Was vom Inselkoller übrig blieb

Die Schauspieler werden ihren leicht überdrehten Rollen freilich gerecht und portraitieren die unterschiedlichen Charaktere amüsant und beschaulich. Es gibt selbstverständlich die Klischeecharaktere einer Schulklasse, die es in dieser Form anscheinend überall auf der Welt zu geben scheint. Zumindest glaubt man das. Gerade aus diesem Grund funktioniert der Film international. Die nennenswert bekannten Schauspieler sind das japanische Allround-Talent Takeshi Kitano, der als Lehrer des Klassenverbandes den kontrollierenden und kommentierenden Part einnimmt und auch in dieser Rolle in seiner typischen Manier brilliert. Als einzige bekanntere Schülerdarstellerin ist Chiaki Kuriyama zu erkennen, die man als Gogo Yubari in „Kill Bill Vol. 1“ gesehen hat.
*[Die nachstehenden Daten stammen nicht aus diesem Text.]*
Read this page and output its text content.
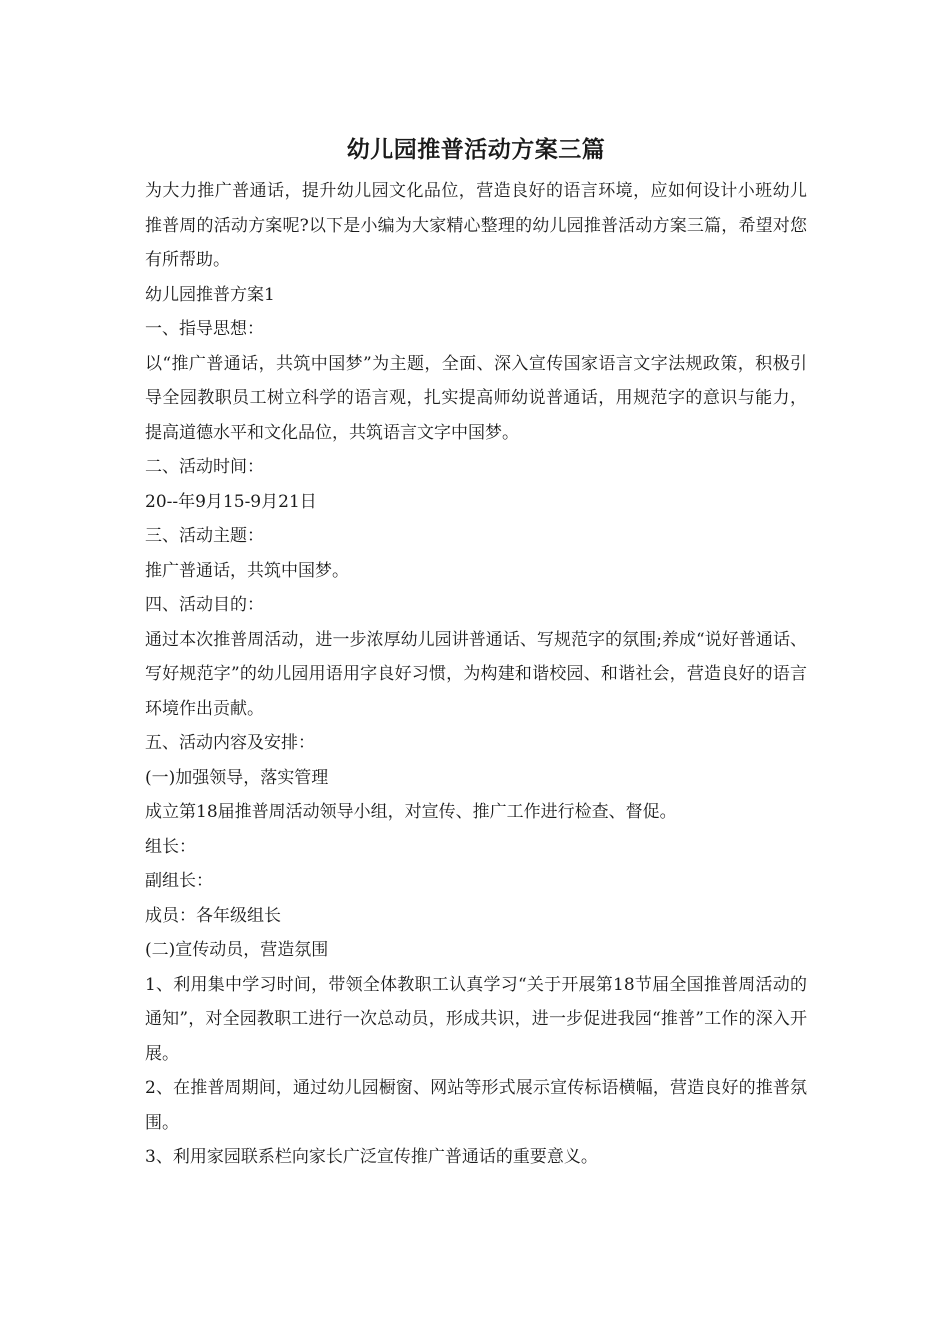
幼儿园推普活动方案三篇

为大力推广普通话，提升幼儿园文化品位，营造良好的语言环境，应如何设计小班幼儿推普周的活动方案呢?以下是小编为大家精心整理的幼儿园推普活动方案三篇，希望对您有所帮助。

幼儿园推普方案1

一、指导思想：

以“推广普通话，共筑中国梦”为主题，全面、深入宣传国家语言文字法规政策，积极引导全园教职员工树立科学的语言观，扎实提高师幼说普通话，用规范字的意识与能力，提高道德水平和文化品位，共筑语言文字中国梦。

二、活动时间：

20--年9月15-9月21日

三、活动主题：

推广普通话，共筑中国梦。

四、活动目的：

通过本次推普周活动，进一步浓厚幼儿园讲普通话、写规范字的氛围;养成“说好普通话、写好规范字”的幼儿园用语用字良好习惯，为构建和谐校园、和谐社会，营造良好的语言环境作出贡献。

五、活动内容及安排：

(一)加强领导，落实管理

成立第18届推普周活动领导小组，对宣传、推广工作进行检查、督促。

组长：

副组长：

成员：各年级组长

(二)宣传动员，营造氛围

1、利用集中学习时间，带领全体教职工认真学习“关于开展第18节届全国推普周活动的通知”，对全园教职工进行一次总动员，形成共识，进一步促进我园“推普”工作的深入开展。

2、在推普周期间，通过幼儿园橱窗、网站等形式展示宣传标语横幅，营造良好的推普氛围。

3、利用家园联系栏向家长广泛宣传推广普通话的重要意义。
Ingesamt gibt „Battle Royale“ eine herrliche Satire ab, gespickt mit köstlich absurden Situationen. Seien es die klassischen Musiken aus den Lautsprechern zu grausamer Tötungsästhetik, die Aufforderung zur Morgengymnastik, einige Konfrontationen unter den Schülern und viele andere humorvolle Einwürfe. Ansonsten wird von der Geschichte ein absolut dystopisches Bild der Zukunft gezeichnet. Dieses ist natürlich nicht unbedingt realistisch, aber es ist grundsätzlich glaubwürdig und reicht als Prämisse für einen blutigen Film über Schüler, die einer unfassbaren Situation ausgesetzt sind.